What is socially responsible investing?

Let’s say you’ve made an ethics-based change in your personal life or in your organization, for example, deciding to shrink your carbon footprint. You installed solar panels, bought low-energy equipment, purchased electric hybrid cars. But then, in an annual review of your investments, you realize your mutual funds are invested in several coal and oil companies—major cogs in the CO2-production machine. You want to divest and put your money to work supporting the values you are working hard to live out personally or organizationally. But how?

Good news: managing your investments to be in sync with your personal values or your organization’s values is easier than ever, says Kristi Avery, of FOR Investment Partners, a Traverse City–based firm focused on socially responsible investing for the last 25 years.

The roots of socially responsible investing go back to opposition to the Vietnam War, and later to pressuring South Africa to end apartheid, when the Interfaith Center for Social Responsibility organized a massive movement to divest from companies there. Apartheid ended in 1991, but the realization that investments could be a powerful tool in bringing social change kept expanding and maturing. Today, an entire industry has grown up to support socially conscious investing, Avery explains, with several analytics firms devoted to assessing the performance of companies on a host of criteria that are important to the values of investors. “Human rights, executive compensation, climate change, conflict risk … those are some of the hot topics now,” she says. The industry has also evolved from being focused on divesting from “bad” companies to investing in “good” companies—actively helping to propel proactive companies to the forefront of their industries.

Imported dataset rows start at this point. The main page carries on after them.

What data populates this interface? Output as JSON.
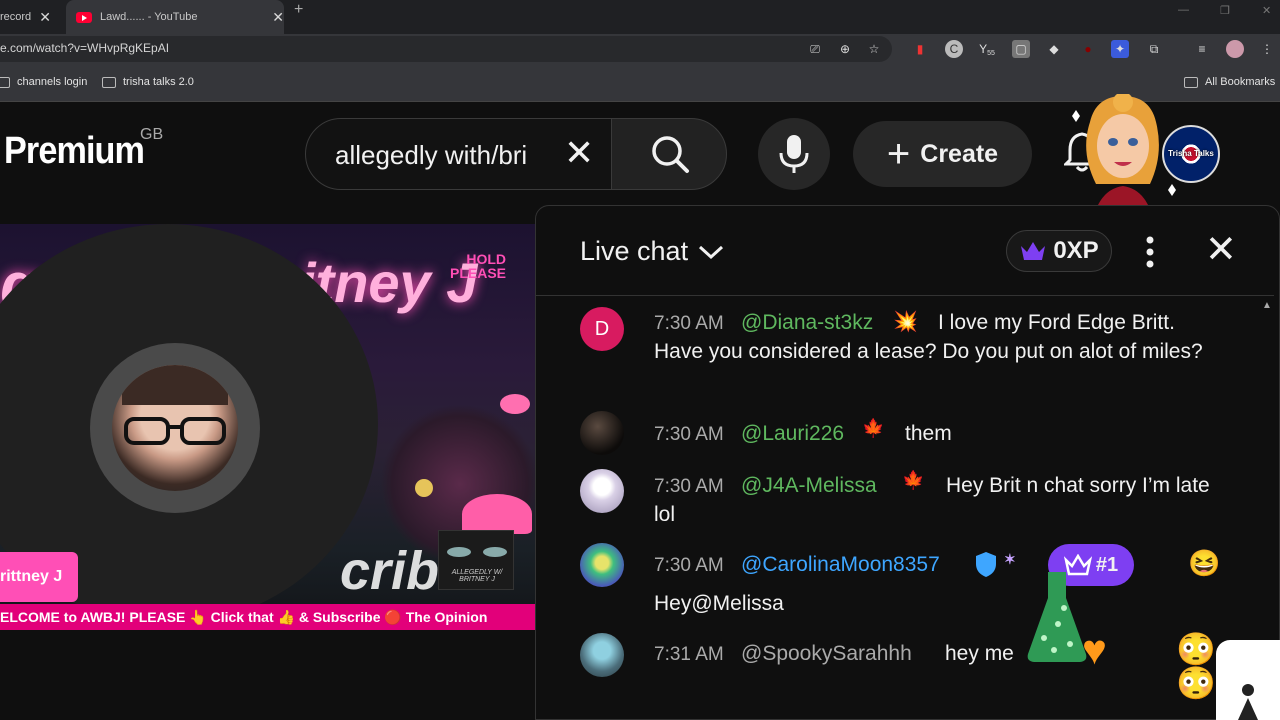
{
  "browser": {
    "tabs": [
      {
        "title": "record"
      },
      {
        "title": "Lawd...... - YouTube"
      }
    ],
    "url": "e.com/watch?v=WHvpRgKEpAI",
    "bookmarks": [
      {
        "label": "channels login"
      },
      {
        "label": "trisha talks 2.0"
      },
      {
        "label": "All Bookmarks"
      }
    ],
    "extension_badge": "55"
  },
  "header": {
    "logo": "Premium",
    "country": "GB",
    "search_value": "allegedly with/bri",
    "create_label": "Create",
    "avatar_text": "Trisha Talks"
  },
  "video": {
    "overlay_title_left": "ge",
    "overlay_title_right": "itney J",
    "hold_label": "HOLD\nPLEASE",
    "name_badge": "rittney J",
    "subscribe_text": "cribe!",
    "ticker": "ELCOME to AWBJ! PLEASE 👆 Click that 👍 & Subscribe 🔴 The Opinion",
    "thumb_caption": "ALLEGEDLY W/ BRITNEY J"
  },
  "chat": {
    "title": "Live chat",
    "xp": "0XP",
    "rank_badge": "#1",
    "messages": [
      {
        "initial": "D",
        "avatar_color": "#d81b60",
        "time": "7:30 AM",
        "author": "@Diana-st3kz",
        "author_color": "#5fb85f",
        "text": "I love my Ford Edge Britt. Have you considered a lease? Do you put on alot of miles?"
      },
      {
        "initial": "",
        "avatar_color": "#2a2420",
        "time": "7:30 AM",
        "author": "@Lauri226",
        "author_color": "#5fb85f",
        "text": "them"
      },
      {
        "initial": "",
        "avatar_color": "#d9d0e6",
        "time": "7:30 AM",
        "author": "@J4A-Melissa",
        "author_color": "#5fb85f",
        "text": "Hey Brit n chat sorry I’m late lol"
      },
      {
        "initial": "",
        "avatar_color": "#4a5bb8",
        "time": "7:30 AM",
        "author": "@CarolinaMoon8357",
        "author_color": "#3ea6ff",
        "text": "Hey@Melissa"
      },
      {
        "initial": "",
        "avatar_color": "#4b6d7a",
        "time": "7:31 AM",
        "author": "@SpookySarahhh",
        "author_color": "#aaaaaa",
        "text": "hey me"
      }
    ]
  },
  "colors": {
    "accent_pink": "#ff4fb6",
    "ticker_bg": "#e2007a",
    "crown_purple": "#7e3ff2",
    "member_green": "#5fb85f",
    "moderator_blue": "#3ea6ff"
  },
  "icons": [
    "close-icon",
    "new-tab-icon",
    "folder-icon",
    "search-icon",
    "mic-icon",
    "plus-icon",
    "bell-icon",
    "chevron-down-icon",
    "crown-icon",
    "more-vert-icon",
    "verified-shield-icon",
    "scroll-up-icon"
  ]
}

The biggest misunderstanding about socially responsible investing is that the strategy delivers lower returns. “There are many academic studies showing that there is no performance penalty associated with sustainable investing, and that this type of investing can perform as well or better than traditional investing,” Avery says. Companies with positive sustainability practices tend to do better over the long term because they have less exposure to things like environmental enforcement, class action lawsuits, sexual harassment lawsuits, public boycotts from bad publicity, and the myriad of other issues that can come back to punish unethical businesses. For people who are curious about socially conscious investing but aren’t ready to go all in, Avery suggests allocating a portion of a portfolio, like 25 percent, to try it.